In that ruling, the Federal Court agreed with the government that the use of “Allah” in the Herald would confuse Muslim Malays and therefore adversely promote the Christian faith among them.
However, in Jill Ireland’s case, in July 2014 the Kuala Lumpur High Court ordered the Home Affairs Ministry to return the discs to her. But the Court then refused to address her constitutional question on the right to use the word.
Malaysia’s capital Kuala Lumpur is in the Federal Territories (FT); after the July ruling the FT Islamic Council applied to have its say in the case, and it was this application that was dismissed today. One commentator said this was a ‘stunt’, since, he said, the High Court’s ruling had nothing to do with the FT Islamic Council.
The government subsequent to July refused to return the discs, submitting, amongst other points, that the Home Minister had exercised his power under the Printing Presses and Publications Act 1984 to withhold the material if it was likely to be prejudicial to public order.
In a counter-suit, Ireland has also sought a resolution on her constitutional right to use “Allah” because the High Court only ruled on the grounds of the CDs’ return. That appeal has now been fixed for 23rd April.
Today’s Court of Appeal dismissed the application from the Islamic Religious Council of the Federal Territories (MAIWP) to intervene in the case because ‘MAIWP has the right to regulate non-Muslims on how to pray and the materials they use including audio and texts.’
However, the Council has been allowed to hold a watching brief in the cross-appeal by the government and the Home Minister, so the case is not yet completely over.

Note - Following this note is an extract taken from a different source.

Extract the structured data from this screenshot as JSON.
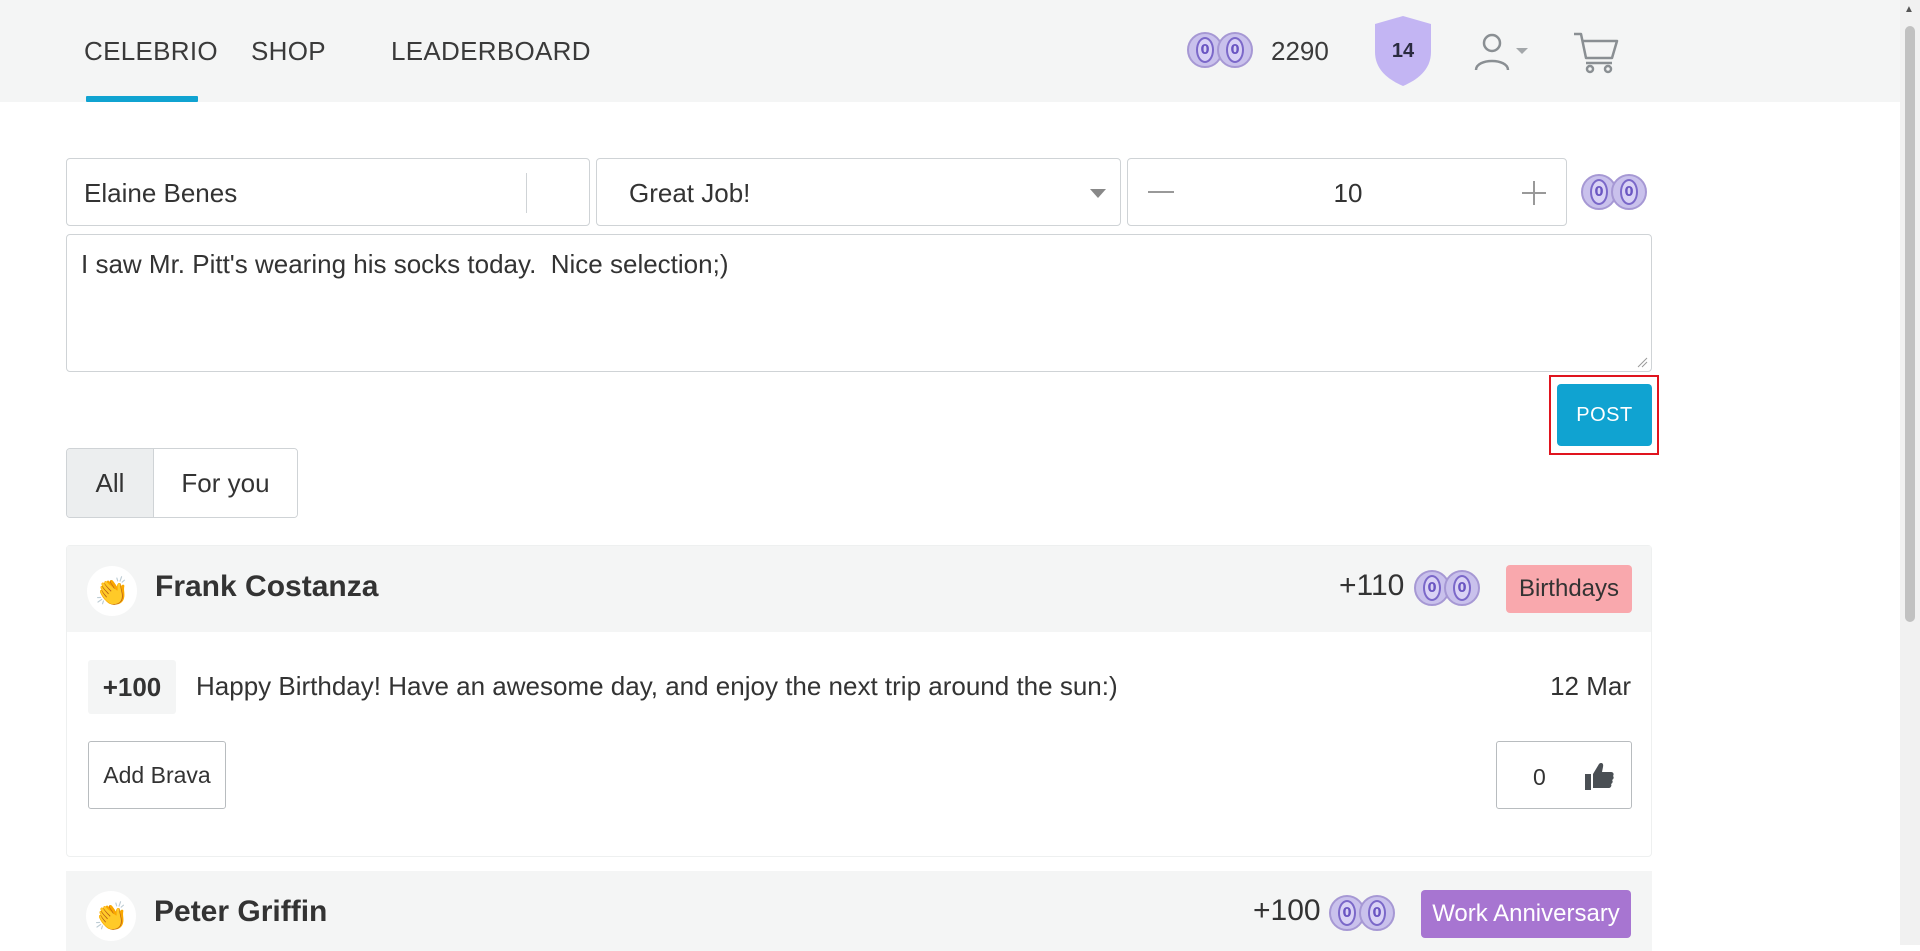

Parallel verdict on use of ‘Allah’ in Herald was limited, leaving uncertainty
After the ‘Andrew’ verdict, the courts had appeared to decide “Allah” belongs only to Muslims in Malaysia – which has only existed as a country for 58 years. The word (which predates Islam) has been used by Christians there for hundreds of years, since Europeans first spread the religion.
However, even in his defeat, Rev. Lawrence Andrew refused to heed attempts by Islamic religious groups seeking to extend the remit of the ruling against him to cover all aspects of Christian worship in the Malay language.
He told World Watch Monitor he remained hopeful that Malaysia’s constitutional guarantee of religious freedom would be upheld in separate court cases: this Ireland verdict appears to be the first step in those.
(In another recent case, for instance, in recent months the Court of Appeal has declared as unconstitutional a ban on cross-dressing by transgendered people. Muslim authorities are appealing).
Background to Jill Ireland’s case
In July 2014, the High Court judge Justice Yusof quashed the Home Minister’s decision to seize the CDs on the grounds that the CDs used prohibited terms, and breached the guidelines of the Malaysia Islamic Development Department (Jakim).
Jill Ireland had on May 4, 2009, obtained leave from the court to challenge the Home Minister’s decision to seize her eight CDs.
Justice Yusof ordered their return to her, and ordered the Home Ministry to pay Ireland some costs.
In her July judgment, the Judge had said it was clear a senior authorised officer could only seize materials pending a decision of the Minister, although there was no provision for the Minister to delegate power to a subordinate.
Ireland’s lawyer Annou Xavier says the constitutional issues raised in her case are the position of Islam as the religion of Malysia, the supremacy of the Constitution, the right to profess and practise one’s religion subject to limitations imposed, and rights to religious education.
Constitutional lawyers say Ireland’s cross-appeal could be used to revisit unresolved issues that could not be argued in the case involving the Herald.
The National Evangelical Christian Federation (NECF) of Malaysia sees the Ireland case as another attempt to undermine the religious freedom of non-Muslims: “This is another serious attempt to strip, restrict, and alter the right to profess and practice one’s religion”. It welcomed today’s decision.